While Bella’s attempted suicide is heartbreaking—creating great subtext to the scene where she and Jack smoke weed and discuss how he will remember her, by the way—much of the show’s appeal comes from watching Hannibal be a manipulative e bastard. As the first scene in the season showed us, his time as a free man is limited, so it’s become very interesting to see what he does in order to hide his true nature from the FBI.

“He’s Toying With You”


I was originally going to do a play-by-play of Bev’s part in “Takiawase,” but I think I’ve covered her involvement at this point. Instead, I’ll go into what this could mean for Hannibal:

1) Hannibal has made the mistake that will eventually get him caught. I mean, he did kill an FBI agent.

2) I will really miss Beverly. In the first season, she was one of Will’s friends, and a secondary character who actually got developed. Possibly because Bryan Fuller was going to kill her all along.

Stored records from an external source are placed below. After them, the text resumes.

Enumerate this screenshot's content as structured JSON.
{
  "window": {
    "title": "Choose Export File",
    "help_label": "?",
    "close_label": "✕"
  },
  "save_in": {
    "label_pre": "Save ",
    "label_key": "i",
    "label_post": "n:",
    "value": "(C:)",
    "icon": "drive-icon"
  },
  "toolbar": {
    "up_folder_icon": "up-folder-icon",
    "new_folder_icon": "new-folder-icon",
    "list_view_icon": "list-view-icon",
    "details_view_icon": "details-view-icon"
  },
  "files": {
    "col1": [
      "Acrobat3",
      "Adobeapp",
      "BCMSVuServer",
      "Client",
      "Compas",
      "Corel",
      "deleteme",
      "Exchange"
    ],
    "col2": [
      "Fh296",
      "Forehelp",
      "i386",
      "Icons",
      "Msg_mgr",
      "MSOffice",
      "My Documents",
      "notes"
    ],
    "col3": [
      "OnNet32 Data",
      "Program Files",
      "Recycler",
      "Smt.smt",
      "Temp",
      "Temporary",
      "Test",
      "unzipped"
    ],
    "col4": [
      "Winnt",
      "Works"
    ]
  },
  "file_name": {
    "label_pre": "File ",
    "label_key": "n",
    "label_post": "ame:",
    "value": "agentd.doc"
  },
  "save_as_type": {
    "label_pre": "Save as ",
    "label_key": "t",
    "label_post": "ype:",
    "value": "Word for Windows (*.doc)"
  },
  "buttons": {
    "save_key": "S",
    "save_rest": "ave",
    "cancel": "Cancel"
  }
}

3) It’ll get a whole lot harder for Will to prove his innocence. He and Bev had a deal, and now she’s dead. Not only does no one believe him now, but Will has lost the one person who was willing to look for evidence to strengthen his case. Not even Alana is doing that.

4) No, I’m pretty sure that killing Beverly will lead to Hannibal’s downfall. The FBI will come looking for her, and even if they don’t believe Will right away, someone’s gonna end up finding some Bev in their soup.

5) God. Damn.

Recap of the Recap:

God. Damn. Will is recovering memories, Jack’s wife tried to kill herself, and Beverly is dead. I mean, probably. I don’t really see a scenario where Hannibal doesn’t just kill her. He was just with Jack, so she couldn’t have told her boss whatever it is that compelled her to break into his house. If she told anyone else, then he’s screwed anyway, so he might as well get a stew going. If Will is the only one who knows, then so what? Nobody listens to Ally Sheedy. She’s weird.

What did you guys think of this episode? Did you like it as much as I did? Will you miss Beverly as much as I will? How about that stuff with Bella? Where’s that going?

*Never mind, I just remembered the “Angel-maker.” Talk about an unnecessary killer-of-the-week, amirite?